Swastik Udupa Swastik Udupa - 9 months ago 131
Bash Question

Extract text between the two anchor tags using sed, grep or awk

<div class="plot_summary minPlotHeightWithPoster">
<div class="summary_text" itemprop="description">
King Leonidas of Sparta and a force of 300 men fight the Persians at Thermopylae in 480 B.C.

I want to extract the text between the two div anchor tags. I am a newbie to sed and awk and so, I couldn't figure out how to do that. I tried it using grep but it was unsuccessful.

Answer Source

Recommended method to parse XML or HTML at a Unix or Unix like terminal:

If you are looking for a way to do this from the unix command line, I suggest first considering an xml parsing tool instead of awk, grep, or sed.

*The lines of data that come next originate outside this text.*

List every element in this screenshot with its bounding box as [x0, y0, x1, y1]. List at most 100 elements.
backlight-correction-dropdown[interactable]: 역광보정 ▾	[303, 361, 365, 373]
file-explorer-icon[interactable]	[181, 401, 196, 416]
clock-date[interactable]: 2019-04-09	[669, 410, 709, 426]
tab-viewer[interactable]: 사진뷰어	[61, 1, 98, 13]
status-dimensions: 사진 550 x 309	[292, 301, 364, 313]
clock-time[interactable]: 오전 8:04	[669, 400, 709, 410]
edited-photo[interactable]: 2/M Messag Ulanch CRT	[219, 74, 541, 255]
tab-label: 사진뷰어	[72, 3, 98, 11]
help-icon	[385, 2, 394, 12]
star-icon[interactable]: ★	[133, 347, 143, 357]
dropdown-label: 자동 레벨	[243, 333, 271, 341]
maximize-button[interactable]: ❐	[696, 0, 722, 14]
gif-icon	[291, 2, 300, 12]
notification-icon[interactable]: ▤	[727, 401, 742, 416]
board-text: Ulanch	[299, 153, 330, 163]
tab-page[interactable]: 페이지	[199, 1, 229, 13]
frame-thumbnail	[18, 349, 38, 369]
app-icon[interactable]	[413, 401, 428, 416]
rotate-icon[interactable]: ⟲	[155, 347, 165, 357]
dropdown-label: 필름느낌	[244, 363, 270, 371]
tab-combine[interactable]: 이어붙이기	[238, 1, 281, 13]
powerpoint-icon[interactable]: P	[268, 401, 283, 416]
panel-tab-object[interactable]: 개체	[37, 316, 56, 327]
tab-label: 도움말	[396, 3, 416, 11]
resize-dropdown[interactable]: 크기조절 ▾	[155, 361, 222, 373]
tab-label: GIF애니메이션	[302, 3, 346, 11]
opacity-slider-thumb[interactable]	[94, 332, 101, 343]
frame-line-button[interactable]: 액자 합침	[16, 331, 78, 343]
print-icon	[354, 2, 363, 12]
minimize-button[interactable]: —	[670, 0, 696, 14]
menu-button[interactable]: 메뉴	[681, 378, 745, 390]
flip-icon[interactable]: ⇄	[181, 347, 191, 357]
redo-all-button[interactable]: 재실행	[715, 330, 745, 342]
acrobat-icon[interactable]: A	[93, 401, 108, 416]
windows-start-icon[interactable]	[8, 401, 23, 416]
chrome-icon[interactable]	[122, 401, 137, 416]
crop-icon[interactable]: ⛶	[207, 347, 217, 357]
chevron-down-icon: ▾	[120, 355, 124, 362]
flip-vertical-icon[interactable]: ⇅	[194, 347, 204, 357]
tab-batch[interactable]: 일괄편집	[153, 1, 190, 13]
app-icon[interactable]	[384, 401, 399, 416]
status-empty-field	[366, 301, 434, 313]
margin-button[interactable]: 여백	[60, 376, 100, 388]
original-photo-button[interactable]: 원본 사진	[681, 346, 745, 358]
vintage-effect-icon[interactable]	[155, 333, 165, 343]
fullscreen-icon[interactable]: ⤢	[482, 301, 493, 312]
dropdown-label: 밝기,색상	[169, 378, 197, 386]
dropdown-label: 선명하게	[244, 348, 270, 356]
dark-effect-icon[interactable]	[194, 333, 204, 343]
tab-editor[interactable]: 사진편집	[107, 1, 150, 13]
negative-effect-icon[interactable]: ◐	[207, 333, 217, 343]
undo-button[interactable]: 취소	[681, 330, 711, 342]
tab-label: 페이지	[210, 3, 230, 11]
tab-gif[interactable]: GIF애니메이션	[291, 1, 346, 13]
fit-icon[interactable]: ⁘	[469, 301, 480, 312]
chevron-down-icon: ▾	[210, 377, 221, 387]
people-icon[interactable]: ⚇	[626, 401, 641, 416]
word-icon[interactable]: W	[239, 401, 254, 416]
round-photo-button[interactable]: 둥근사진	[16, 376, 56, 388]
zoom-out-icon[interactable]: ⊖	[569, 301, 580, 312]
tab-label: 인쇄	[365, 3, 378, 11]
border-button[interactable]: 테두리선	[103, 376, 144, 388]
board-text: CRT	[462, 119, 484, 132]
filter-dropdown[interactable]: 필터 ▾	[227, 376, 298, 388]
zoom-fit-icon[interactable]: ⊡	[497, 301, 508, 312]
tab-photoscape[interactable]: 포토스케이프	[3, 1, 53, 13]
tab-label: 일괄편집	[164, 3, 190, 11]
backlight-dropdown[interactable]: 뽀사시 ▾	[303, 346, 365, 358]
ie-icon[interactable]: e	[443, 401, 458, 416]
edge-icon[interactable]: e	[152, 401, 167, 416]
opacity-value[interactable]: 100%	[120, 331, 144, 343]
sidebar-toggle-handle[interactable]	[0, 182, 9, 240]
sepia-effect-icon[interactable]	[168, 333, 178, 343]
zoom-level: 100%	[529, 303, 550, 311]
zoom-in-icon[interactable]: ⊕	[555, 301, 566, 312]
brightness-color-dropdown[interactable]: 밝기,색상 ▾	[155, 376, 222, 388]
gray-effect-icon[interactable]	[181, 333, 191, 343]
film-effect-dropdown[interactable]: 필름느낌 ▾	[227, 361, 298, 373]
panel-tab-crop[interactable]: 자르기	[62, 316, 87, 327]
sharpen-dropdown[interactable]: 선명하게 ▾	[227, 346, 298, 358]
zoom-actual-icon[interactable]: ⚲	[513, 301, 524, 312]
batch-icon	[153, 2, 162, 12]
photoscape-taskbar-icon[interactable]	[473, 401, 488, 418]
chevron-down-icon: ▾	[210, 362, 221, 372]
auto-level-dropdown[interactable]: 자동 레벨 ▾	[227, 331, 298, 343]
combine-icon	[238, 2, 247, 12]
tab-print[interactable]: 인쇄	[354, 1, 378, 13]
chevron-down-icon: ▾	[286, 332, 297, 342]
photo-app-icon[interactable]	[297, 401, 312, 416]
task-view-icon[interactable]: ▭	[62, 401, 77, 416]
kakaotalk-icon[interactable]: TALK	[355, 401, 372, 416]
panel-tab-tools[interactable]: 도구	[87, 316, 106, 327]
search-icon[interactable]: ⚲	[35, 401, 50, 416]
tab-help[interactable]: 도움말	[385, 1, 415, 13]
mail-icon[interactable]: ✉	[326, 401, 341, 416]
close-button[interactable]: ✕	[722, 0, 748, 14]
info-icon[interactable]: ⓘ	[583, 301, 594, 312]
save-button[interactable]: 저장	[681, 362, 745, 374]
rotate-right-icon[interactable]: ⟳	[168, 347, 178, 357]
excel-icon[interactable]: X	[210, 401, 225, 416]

For example most systems have xmllint. If your html was contained in the file index.html. The following xmllint command works to extract the text:

xmllint --xpath "//div[contains(@class, 'plot_summary')]/div[contains(@class, 'summary_text')]/text()" index.html

The text needs trimming after that command so you'd probably pipe to another command to do that:

xmllint --xpath "//div[contains(@class, 'plot_summary')]/div[contains(@class, 'summary_text')]/text()" index.html | sed -e 's/^[[:space:]]*//' -e '/^[[:space:]]*$/d'

That sed command we are pipping the output to has two expressions. The first deletes white space at the beginning of the line 's/^[[:space:]]*//' and the second deletes any lines that are just white space '/^[[:space:]]*$/d'

There are other xml command line parser tools you can research (see accepted answer): How to execute XPath one-liners from shell?